El primer turista que anduvo por estas costas fue el pirata Barbarroja, allá por el siglo XV, aunque más que a disfrutarlas vino a saquearlas, y sólo los pueblos del interior se libraron del asalto. La segunda oleada de turistas, esta vez más pacíficos, llegó a mediados del siglo XX y la ha ido llenando de hoteles y construcciones. El afortunado nombre de Brava que recibe esta costa gerundense le fue dado precisamente en las playas de Aiguablava por un periodista, en los primeros años del siglo XX, al contemplar los acantilados.

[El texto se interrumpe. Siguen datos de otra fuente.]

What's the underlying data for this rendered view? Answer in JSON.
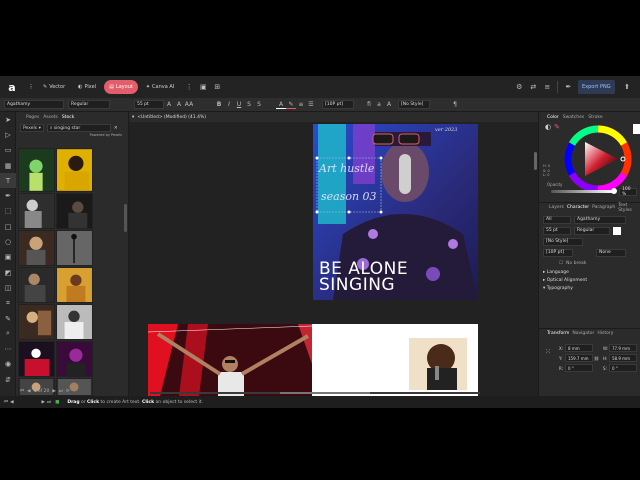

Hacia el interior todo parece más tranquilo, seguramente porque abundan los bosques cuyos árboles ocultan los edificios. Ya desde lejos, con los redondos haces de paja en primer término, se divisa la medieval ciudad de Pals, coronada por el castillo y su torre de las Horas. Todos estos fértiles campos eran terrenos pantanosos y marismas que dieron nombre a la ciudad medieval: palus (terreno pantanoso), porque antiguamente estaba rodeado de marismas, hoy ya desecadas. El centro histórico, declarado conjunto histórico-artístico en 1973, es conocido como Pedró ( el pedró es la antigua cruz de término). Conserva algunos tramos de las murallas y se alza en la parte de arriba de la colina. El conjunto ha sido restaurado con bastante acierto y las calles han recuperado su aspecto medieval. Por los alrededores se pueden ver antiguas masías de los siglos XVI y XVII, casi todas ellas fortificadas y perfectamente rehabilitadas.

Apenas a dos kilómetros de Pals, en la misma carretera, se encuentra una especie de parque, donde vive un artesano ya jubilado, Antonio Macià Casany, que lo ha llenado todo de esculturas de ladrillo y piedra. Además de sus obras, lo que más llama la atención es ver como el hijo da de comer a las ocas y a los peces, que se disputan el alimento en su mano. El municipio de Pals llega hasta el mar, con una playa de fina arena llena de apartamentos y urbanizaciones. En ella se levanta la enorme antena de Radio Liberty, desde donde se emitía a los llamados países del Este. Apenas a seis kilómetros queda Begur, también antigua población fortificada, con cinco torres y las ruinas de su castillo roquero, así como numerosas casas antiguas de principios del siglo XX y extensas playas.


Población : 1.675 habitantes.

Accesos : a 38 kilómetros de Gerona. Por la C-255, y a la altura de Torrent, una desviación de 5 kilómetros conduce hasta Pals.

Alojamiento : Barris. Tfono. 63 67 02, Can Basalis. Tfono. 63 60 35, Can Pereni. Tfono. 63 61 16 y Can Rubén. Tfono. 63 69 97; en la playa, La Costa. Tfono. 66 77 40, Sa Punta. Tfono. 66 77 40 y apartotel Golf Beach. Tfono. 63 60 63.

Gastronomía : suquet de pescado, langosta y gairones (erizos de mar). Cal Alfred, Astarot, Can Bonet, Sa Gatonera y El Pedró.

La mejor vista : desde lo alto del Pedró o desde las afueras de la población.

Visitas : conjunto medieval, formado por murallas, castillo y torre de las Horas; iglesia gótica de Sant Pere, cruz de término, Casa de la Vila (Ayuntamiento) y la Ca la Pruna ( CAsa de Cultura) que alberga un museo de arqueología submarina; en las cercanías, masias Roig, Molì de Pals y Puig.